The University is by no stretch of the imagination perfect. Yes, the University has engaged in many efforts to promote stress relief and has demonstrated a concern for its students’ mental wellness. There are workshops that focus solely on stress and mental health, and I have seen posters around campus for graduate student mental health week.
However, the amount of attention that combating stress receives from an administrative standpoint can be increased — there is always room for improvement in the way in which stress is handled on campus. I’m calling for something bigger than the efforts the University has put forth so far: a Stress Council. We have the Undergraduate Student Government, whose purpose is to govern students, and the Honor Committee, whose purpose is to academically police students, so why not introduce a Stress Council to provide the University community with various outlets of relaxation and create a less stressful environment on campus?
I’m not saying we should all be relaxed all the time. We need assignments and deadlines and projects and exams because that is how an institution of higher education works. The University has high expectations of students. Yes, it is great to be part of extracurricular activities to have an outlet outside of school to showcase other talents, but University students need less stress. With the busy schedules we all have, it would be unfair to put the weight of planning out more time to destress on us students, who simply do not have the time to do so.
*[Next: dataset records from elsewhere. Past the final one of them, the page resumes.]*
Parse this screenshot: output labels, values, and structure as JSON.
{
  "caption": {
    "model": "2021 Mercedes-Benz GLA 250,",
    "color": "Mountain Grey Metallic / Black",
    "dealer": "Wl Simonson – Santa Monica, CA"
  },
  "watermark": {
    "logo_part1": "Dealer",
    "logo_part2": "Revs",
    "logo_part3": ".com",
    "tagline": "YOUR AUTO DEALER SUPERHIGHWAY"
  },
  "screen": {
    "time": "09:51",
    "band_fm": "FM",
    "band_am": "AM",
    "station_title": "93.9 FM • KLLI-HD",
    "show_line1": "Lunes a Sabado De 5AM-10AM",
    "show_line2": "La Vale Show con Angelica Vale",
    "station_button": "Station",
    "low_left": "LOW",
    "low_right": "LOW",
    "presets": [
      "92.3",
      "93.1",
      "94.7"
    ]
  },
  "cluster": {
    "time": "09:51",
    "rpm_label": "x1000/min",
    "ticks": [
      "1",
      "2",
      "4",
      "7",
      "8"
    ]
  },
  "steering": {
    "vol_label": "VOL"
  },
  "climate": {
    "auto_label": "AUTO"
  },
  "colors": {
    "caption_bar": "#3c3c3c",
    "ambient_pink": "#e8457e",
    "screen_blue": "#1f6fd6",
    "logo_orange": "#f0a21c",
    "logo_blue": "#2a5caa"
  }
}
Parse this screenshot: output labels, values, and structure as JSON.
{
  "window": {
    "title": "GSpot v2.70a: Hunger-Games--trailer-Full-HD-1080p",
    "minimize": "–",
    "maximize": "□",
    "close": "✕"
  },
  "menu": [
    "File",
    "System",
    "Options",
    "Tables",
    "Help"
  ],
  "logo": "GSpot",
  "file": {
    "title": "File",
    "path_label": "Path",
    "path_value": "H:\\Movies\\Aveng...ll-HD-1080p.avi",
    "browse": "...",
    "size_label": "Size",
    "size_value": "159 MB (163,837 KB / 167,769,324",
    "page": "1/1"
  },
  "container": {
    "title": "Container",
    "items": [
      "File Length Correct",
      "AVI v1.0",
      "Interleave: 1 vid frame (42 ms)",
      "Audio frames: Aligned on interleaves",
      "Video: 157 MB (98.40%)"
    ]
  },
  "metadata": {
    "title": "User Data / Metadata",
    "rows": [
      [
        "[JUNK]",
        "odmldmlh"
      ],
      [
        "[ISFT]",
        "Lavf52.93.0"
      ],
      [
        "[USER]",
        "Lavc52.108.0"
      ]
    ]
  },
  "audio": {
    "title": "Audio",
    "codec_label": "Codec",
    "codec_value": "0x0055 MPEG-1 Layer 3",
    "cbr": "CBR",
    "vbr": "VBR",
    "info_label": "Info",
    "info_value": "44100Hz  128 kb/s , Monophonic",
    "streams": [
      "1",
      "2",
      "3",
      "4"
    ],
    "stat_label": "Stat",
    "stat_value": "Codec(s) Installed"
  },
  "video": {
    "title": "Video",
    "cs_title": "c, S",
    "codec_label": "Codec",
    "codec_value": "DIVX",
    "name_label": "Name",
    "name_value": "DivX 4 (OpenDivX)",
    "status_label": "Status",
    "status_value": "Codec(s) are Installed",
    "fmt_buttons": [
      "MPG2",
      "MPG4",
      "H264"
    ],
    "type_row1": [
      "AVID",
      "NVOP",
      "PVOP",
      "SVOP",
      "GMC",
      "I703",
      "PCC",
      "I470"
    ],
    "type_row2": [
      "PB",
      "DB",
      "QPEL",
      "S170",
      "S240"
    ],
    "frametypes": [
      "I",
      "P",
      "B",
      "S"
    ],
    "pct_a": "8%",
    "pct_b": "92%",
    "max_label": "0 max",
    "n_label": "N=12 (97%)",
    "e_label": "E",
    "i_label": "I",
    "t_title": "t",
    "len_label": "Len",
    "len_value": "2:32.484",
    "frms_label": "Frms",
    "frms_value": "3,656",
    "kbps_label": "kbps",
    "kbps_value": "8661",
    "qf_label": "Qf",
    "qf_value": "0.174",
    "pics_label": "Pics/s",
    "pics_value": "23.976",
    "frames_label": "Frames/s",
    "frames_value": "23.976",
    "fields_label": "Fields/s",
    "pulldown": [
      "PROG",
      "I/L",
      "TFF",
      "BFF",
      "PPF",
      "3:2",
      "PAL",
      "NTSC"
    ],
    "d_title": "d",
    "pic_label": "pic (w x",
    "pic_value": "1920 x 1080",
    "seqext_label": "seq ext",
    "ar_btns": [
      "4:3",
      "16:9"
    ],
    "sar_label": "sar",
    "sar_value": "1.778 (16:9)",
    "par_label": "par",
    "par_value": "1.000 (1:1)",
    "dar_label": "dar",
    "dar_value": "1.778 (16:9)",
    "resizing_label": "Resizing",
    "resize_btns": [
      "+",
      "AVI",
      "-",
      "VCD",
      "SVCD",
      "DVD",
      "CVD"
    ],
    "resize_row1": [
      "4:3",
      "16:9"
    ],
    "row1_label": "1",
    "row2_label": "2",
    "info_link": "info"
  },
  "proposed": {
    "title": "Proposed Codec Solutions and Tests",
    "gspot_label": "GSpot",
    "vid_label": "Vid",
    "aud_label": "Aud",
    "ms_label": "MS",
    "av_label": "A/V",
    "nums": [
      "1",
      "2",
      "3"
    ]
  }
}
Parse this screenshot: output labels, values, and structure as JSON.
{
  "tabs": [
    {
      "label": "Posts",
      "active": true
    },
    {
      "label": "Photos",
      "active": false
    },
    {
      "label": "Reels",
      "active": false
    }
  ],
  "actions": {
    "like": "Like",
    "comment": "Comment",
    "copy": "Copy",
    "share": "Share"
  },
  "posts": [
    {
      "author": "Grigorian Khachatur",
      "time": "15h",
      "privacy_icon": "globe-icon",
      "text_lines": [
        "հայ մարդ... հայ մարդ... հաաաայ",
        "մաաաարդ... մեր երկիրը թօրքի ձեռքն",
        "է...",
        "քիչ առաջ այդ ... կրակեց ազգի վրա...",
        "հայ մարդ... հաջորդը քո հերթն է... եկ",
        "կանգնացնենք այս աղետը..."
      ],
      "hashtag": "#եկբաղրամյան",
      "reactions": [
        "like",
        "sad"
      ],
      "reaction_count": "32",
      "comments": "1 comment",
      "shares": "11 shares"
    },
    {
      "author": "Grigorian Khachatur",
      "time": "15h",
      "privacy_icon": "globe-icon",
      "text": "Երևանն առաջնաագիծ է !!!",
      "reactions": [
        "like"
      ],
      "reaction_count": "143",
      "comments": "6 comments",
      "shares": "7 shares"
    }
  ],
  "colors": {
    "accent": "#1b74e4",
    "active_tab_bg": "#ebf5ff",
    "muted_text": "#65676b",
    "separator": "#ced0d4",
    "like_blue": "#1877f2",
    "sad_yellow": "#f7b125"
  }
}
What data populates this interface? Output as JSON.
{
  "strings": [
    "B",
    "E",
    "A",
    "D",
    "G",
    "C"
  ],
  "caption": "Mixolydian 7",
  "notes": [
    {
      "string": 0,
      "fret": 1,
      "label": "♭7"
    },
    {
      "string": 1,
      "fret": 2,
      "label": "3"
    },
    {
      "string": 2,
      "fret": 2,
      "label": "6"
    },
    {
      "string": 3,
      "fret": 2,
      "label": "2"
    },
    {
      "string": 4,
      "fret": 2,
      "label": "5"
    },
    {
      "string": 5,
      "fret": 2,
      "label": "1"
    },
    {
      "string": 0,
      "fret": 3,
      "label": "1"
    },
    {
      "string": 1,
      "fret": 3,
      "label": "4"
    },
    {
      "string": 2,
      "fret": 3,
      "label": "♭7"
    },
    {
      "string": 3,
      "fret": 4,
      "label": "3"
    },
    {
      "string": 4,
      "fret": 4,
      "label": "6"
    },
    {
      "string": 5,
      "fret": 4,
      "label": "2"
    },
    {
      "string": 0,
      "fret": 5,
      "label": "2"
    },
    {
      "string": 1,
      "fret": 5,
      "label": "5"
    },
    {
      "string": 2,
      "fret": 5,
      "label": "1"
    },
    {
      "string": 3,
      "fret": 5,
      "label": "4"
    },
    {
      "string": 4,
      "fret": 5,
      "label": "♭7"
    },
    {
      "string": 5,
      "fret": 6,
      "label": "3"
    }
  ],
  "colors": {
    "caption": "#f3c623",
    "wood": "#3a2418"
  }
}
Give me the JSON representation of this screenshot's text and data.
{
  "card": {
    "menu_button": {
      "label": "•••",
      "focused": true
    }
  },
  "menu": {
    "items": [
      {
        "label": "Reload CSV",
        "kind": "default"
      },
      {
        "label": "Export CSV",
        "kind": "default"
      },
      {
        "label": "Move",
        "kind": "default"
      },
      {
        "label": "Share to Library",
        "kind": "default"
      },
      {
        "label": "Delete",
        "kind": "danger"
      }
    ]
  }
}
However, as the University is a place designed for undergraduates to simultaneously thrive and be creative, undergraduates who feel they have the time to plan out events should be at the forefront of destressing the campus.
The administration, while excellent on many fronts, cannot be as in touch with student body needs as students themselves can be. Students know what students want and more importantly, what students need. We need to combine the ideas of the students with the funding and resources of the administration to effectively lessen the stress culture on campus.
The process for starting a Stress Council is simple. Take the USG class council model: this year, the freshman class had more than 20 candidates vying for five spots on the USG class council. We can use this same template for each class to design specific initiatives and events intended to relieve stress on campus.
I hope that by the time I graduate in the spring of 2022, at the very minimum, a greater initiative will have been taken to counteract the stress culture of the University. At the end of the day, even if we never see a Stress Council come to fruition, we should all fight for a less stressed community for the betterment of all. Regardless of what approach is taken going forward, student-run stress programs have to be part of the underlying mindset for future initiatives regarding stress on campus.